今週月曜日は「敬老の日」でしたが、高齢者の運転免許についてはさまざまな議論を呼んでいます。自主返納を働きかける、ということもなかなか難しい状況ですよね。そんな「シニア・ドライバーの運転事情」、世界のあの国ではどうなのでしょうか。今朝も二つの国にコネクトします。

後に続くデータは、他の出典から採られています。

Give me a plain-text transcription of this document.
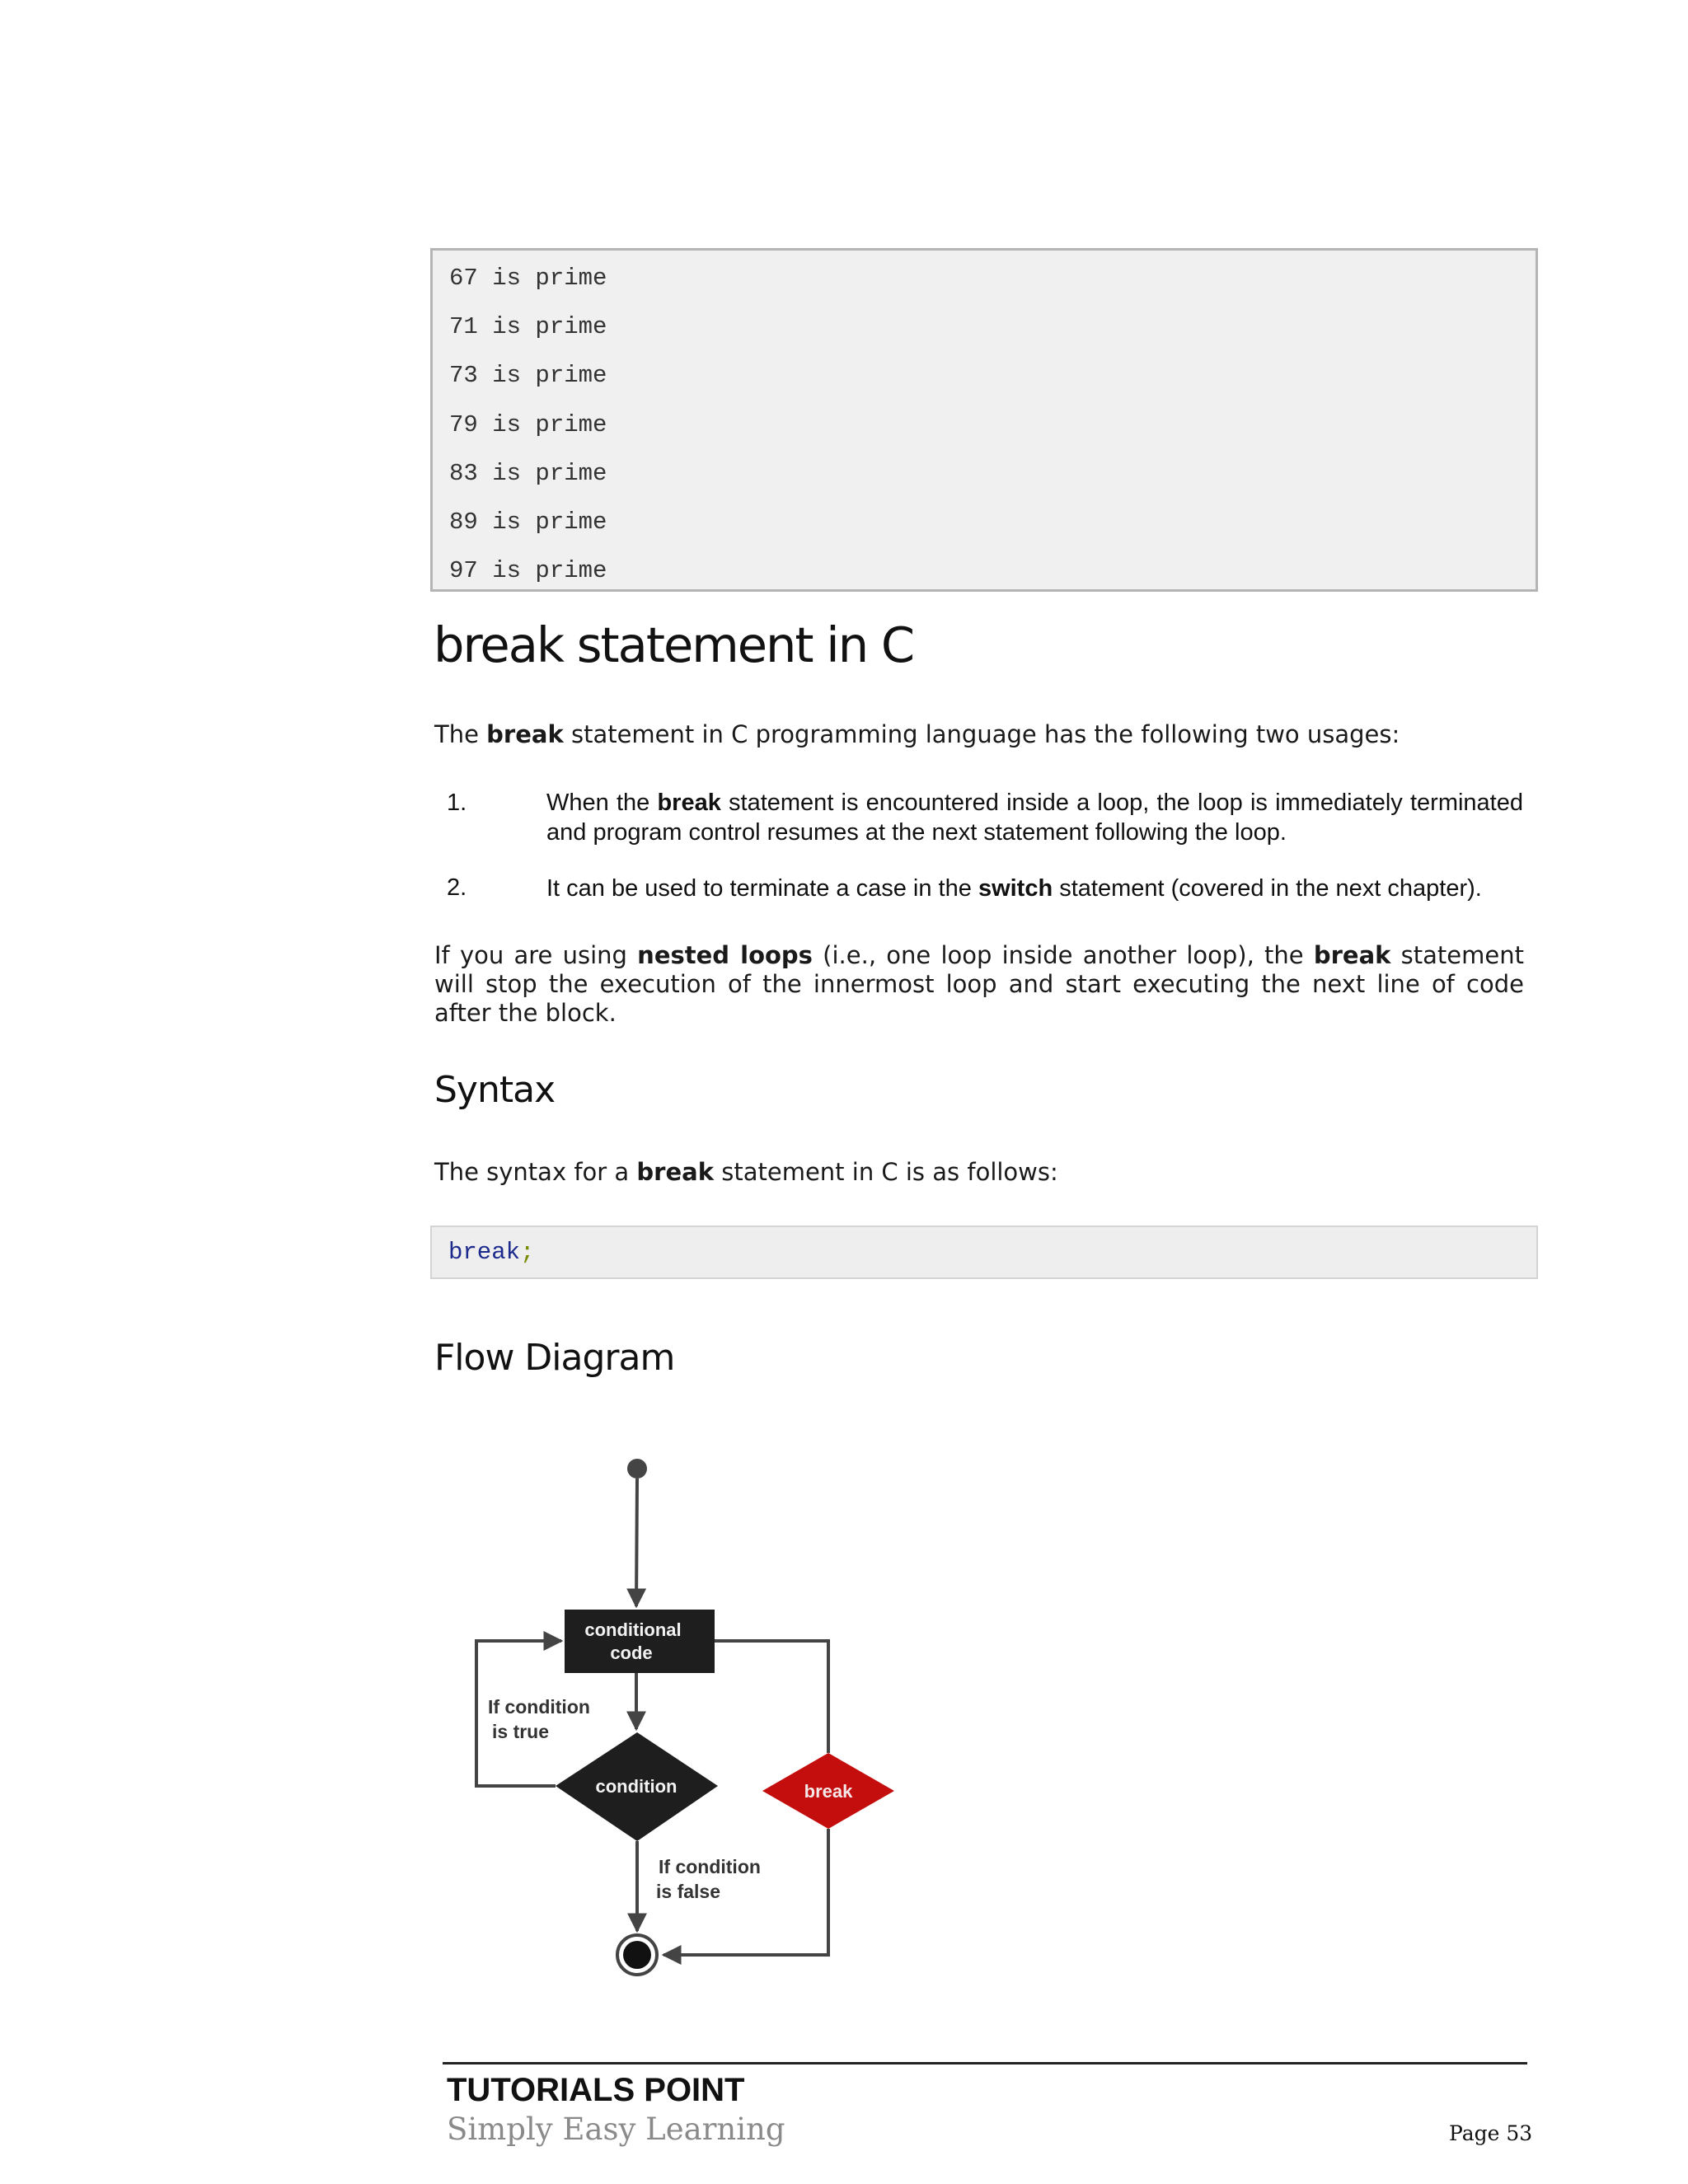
67 is prime
71 is prime
73 is prime
79 is prime
83 is prime
89 is prime
97 is prime
break statement in C

The break statement in C programming language has the following two usages:

1.	When the break statement is encountered inside a loop, the loop is immediately terminated and program control resumes at the next statement following the loop.

2.	It can be used to terminate a case in the switch statement (covered in the next chapter).

If you are using nested loops (i.e., one loop inside another loop), the break statement will stop the execution of the innermost loop and start executing the next line of code after the block.

Syntax

The syntax for a break statement in C is as follows:

break ;
Flow Diagram
conditional
code
condition
If condition
is true
break
If condition
is false

TUTORIALS POINT

Simply Easy Learning	Page 53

⚫️「シニア・ドライバーの事故は問題になっていますか」という質問です

フィンランド・エスポー 遠藤悦郎さん

「」

アメリカ・フロリダ 大西良子さん

「特にフロリダでは日本と同様に問題になっています」

⚫️ フィンランド・エスポー 遠藤悦郎さん

Q シニア・ドライバーの免許更新のハードルはあるのですか?

以前は18歳でとった免許が70歳まで有効だったりして、なんとも凄まじい状況でした。しかも45歳になった時に一度視力検査に呼ばれるだけで、実質70歳まで一切チェックなし。今でも2012年までに取得した、いわゆる普通免許は70歳の誕生日まで有効です。現在はEUとの整合性などもあり、2013年取得分からは最長15年間に有効期限が「短縮」されました。高齢者については70歳になった時に最初の健康診断があります。その後は最長5年間有効の免許が更新され、その都度医師の診察が必要で、視覚、運動能力などのほか、認知記憶もチェック項目です。

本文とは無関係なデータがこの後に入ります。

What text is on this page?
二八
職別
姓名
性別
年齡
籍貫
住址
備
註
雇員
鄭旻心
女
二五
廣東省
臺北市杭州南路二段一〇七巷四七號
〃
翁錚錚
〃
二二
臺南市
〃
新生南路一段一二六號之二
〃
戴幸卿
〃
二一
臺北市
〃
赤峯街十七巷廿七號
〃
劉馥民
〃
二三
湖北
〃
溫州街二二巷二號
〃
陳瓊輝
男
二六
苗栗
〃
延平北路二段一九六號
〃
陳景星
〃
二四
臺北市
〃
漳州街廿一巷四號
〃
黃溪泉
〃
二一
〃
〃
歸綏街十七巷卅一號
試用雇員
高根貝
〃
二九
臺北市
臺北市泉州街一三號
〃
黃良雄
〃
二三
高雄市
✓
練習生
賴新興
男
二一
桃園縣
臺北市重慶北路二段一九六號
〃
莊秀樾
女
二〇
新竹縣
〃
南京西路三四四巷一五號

Q かなり寒いだけに運転には気をつけなければならないと思うのですが。

一年の半分を冬タイヤで過ごし、運転免許取得にも、滑りやすい路面のテストがあるなど、もともと滑りやすい路面での運転テクニックはみな習得しています。フィンランド国土の広さが日本とほぼ同じなのに、人口は550万人と日本の20数分の1。地方の町や村は、公共交通機関網は圧倒的に少ないので、移動の自由という意味では免許証は大切です。とにかく冬はマイナス20-30度になる国、命にもかかわるので、自動車の移動は欠かせません。高齢者の実地試験を課すという案も出てはいるようですが実現には至っていません。

⚫️ アメリカ・フロリダ 大西良子さん

Q 高齢者が多いフロリダでのシニア・ドライバーの実情はどうでしょう?

州によって免許更新制度は違うのですが、ある一定の年齢に達すると、オンライン更新ができなくなったり、免許の有効期限が短くなったりします。フロリダ州では79歳まで年齢による規制がなく、80歳から免許更新時に視力テストが加わり、8年間有効の免許が6年になるだけで、他の州にくらべると規制が「ゆるやか」。シニアの人権に配慮した対応です。ただこうした「シニアにやさしい」環境のフロリダは、実は、シニアの運転による死亡事故が全米で最も多い、ワーストの州なんです。3人のドライバーのうち1人がシニアと言われています。認知症のシニアが家族の知らないうちにハンドルを握り、運転徘徊してしまうケースもよくあり、高速道路の電光掲示板に「Silver Alert」と表示され、ナンバープレートと車種などを見たら通報を、という呼びかけがあるのも日常の風景です。

Q 免許返納など対策の動きはあるのでしょうか?

日本と違って、ある一定の年齢になった人が免許証を自主的に返却するというのはあまり聞きません。免許証が身分証明になるので、事故や交通違反をして免許取り消しにならないかぎり、自分の権利としてキープしていることがほとんどです。1980年ごろからシニアが長距離運転しなくてもよいようなシニア専門の住宅コミュニティー作りをする動きが各地で見られています。よくあるのは、ゴルフ場の隣に作られた一軒家が並ぶコミュニティーで、移動手段はゴルフカート。ボウリング場やジム、テニスコート、スーパー、病院、老人ホームなどもすべて敷地内にあるというユートピア。多くの場合、住宅購入に関して55歳からがシニア扱いで、こうしたシニア向け住宅が購入できるようになります。